How to protect yourself in the new digital world
Businesses collect huge amounts of data from their customers every day. Often times the data is collected without a direct business need. And most of these businesses don't have the knowledge, skill, or desire to protect it. But there are some people out there who do have a use for this data - hackers!
On the so called "dark web" stolen data is packaged and re-packaged, bought and sold, and finally used by hackers to target individuals with phishing scams or theft.
But you don't have to be a passive victim. You can protect yourself.
The best way to prevent your data from being stolen by hackers, is to not share it in the first place. Here are some practical strategies to avoid giving away your information unless absolutely necessary:
Hackers don't sit and think about what your password might be. They share huge lists of stolen emails, usernames, and passwords that have already been cracked. The account that you used 10 years ago on that website you have long forgotten about - that password is in a list being shared every day between hackers.
Even if your current account credentials are not in a list right now, they can use the known passwords associated with your email addresses or usernames to better help them crack your new account passwords.
haveibeenpwned is a free service that checks if your email or phone number has appeared in a data breach. It even has an automated notification service that can send you an email whenever you've been "pwned" by a new breach.
Hundreds of millions of accounts are exposed via data breaches every month.
Do you remember your passwords? If yes, then you're doing it wrong. Humans are very bad at creating good, unique passwords. Use a password manager to create and store all of your account passwords.
For all of your important accounts, you should enable 2FA. The most critical accounts to secure are your email and financial accounts. Do not use SMS-based 2FA unless it's the only option - banks are the worst about this. Do not enable SMS-based account recovery options.

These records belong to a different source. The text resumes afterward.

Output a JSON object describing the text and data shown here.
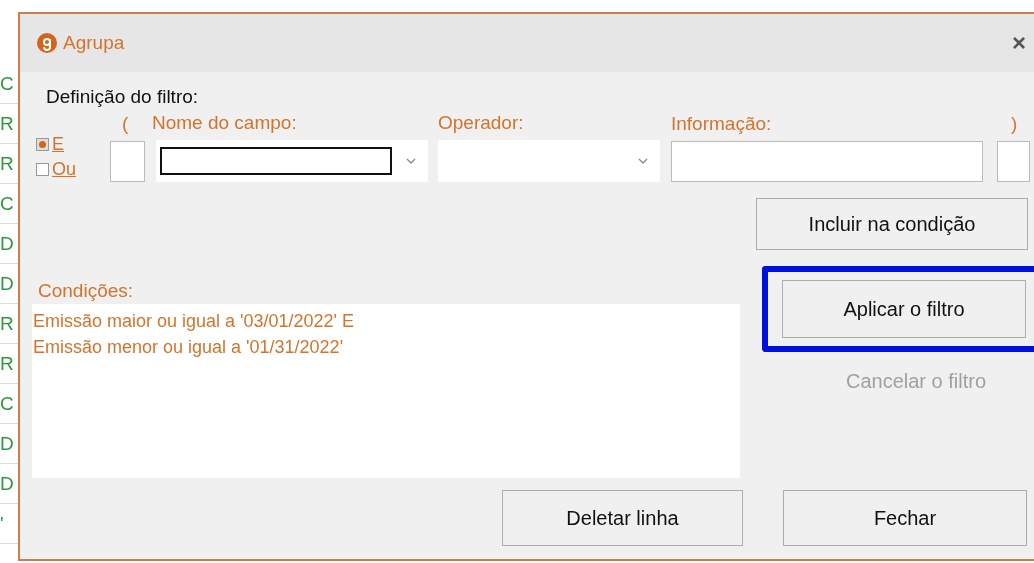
{
  "background_column": [
    "C",
    "R",
    "R",
    "C",
    "D",
    "D",
    "R",
    "R",
    "C",
    "D",
    "D",
    "'"
  ],
  "window": {
    "title": "Agrupa",
    "close": "×"
  },
  "filter": {
    "title": "Definição do filtro:",
    "logic": [
      {
        "label": "E",
        "selected": true
      },
      {
        "label": "Ou",
        "selected": false
      }
    ],
    "open_paren": "(",
    "field_label": "Nome do campo:",
    "field_focused": true,
    "operator_label": "Operador:",
    "info_label": "Informação:",
    "close_paren": ")"
  },
  "include_button": "Incluir na condição",
  "conditions": {
    "label": "Condições:",
    "lines": [
      "Emissão maior ou igual a '03/01/2022' E",
      "Emissão menor ou igual a '01/31/2022'"
    ]
  },
  "apply_button": {
    "label": "Aplicar o filtro",
    "highlighted": true
  },
  "cancel_button": {
    "label": "Cancelar o filtro",
    "disabled": true
  },
  "delete_button": "Deletar linha",
  "close_button": "Fechar"
}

Again, do not use SMS for 2FA! Your phone number can be hijacked via social engineering.
E.g. "Hello, my name is XXX and I lost my phone. Can you please port my phone number to this new SIM?"
So you're using a password manager and 2FA - that's great! But do you have backups so that if your computer or phone are stolen, you can still access your accounts?
When you enable 2FA on a new account, you are given what are usually called "backup codes". Save these backup codes in your password manager. You can use one of these backup codes to access your account, in case you lose your phone.
If you're using a password manager that saves a file on your computer, you can safely copy this file to your personal cloud file storage - e.g. Google Drive, iCloud, etc.
Email is not secure. Assume that your email can be read or modified maliciously.
Very few messaging apps have end-to-end encryption. And if they claim to have it, they most likely have a back-door which allows the company or government access to meta data and message contents.
Can we please stop using WhatsApp?
Use an adblock extension. I strongly recommend uBlock Origin. It is a trusted adblock extension that doesn't spy on you. The internet is a horrible place without adblock.
Do not install browser extensions - uBlock Origin is excepted. Malicious adtech companies and hackers buy popular, free extensions and then change their behaviors silently so that they can spy on their users' browsing habits and even steal their account credentials for banks and other services.
Do not use "anti-virus" software - e.g. McAfee, AVG, Avast, etc. These programs deeply manipulate your operating system's normal functions. And several times the anti-virus programs themselves have been exploited by hackers to infect computers.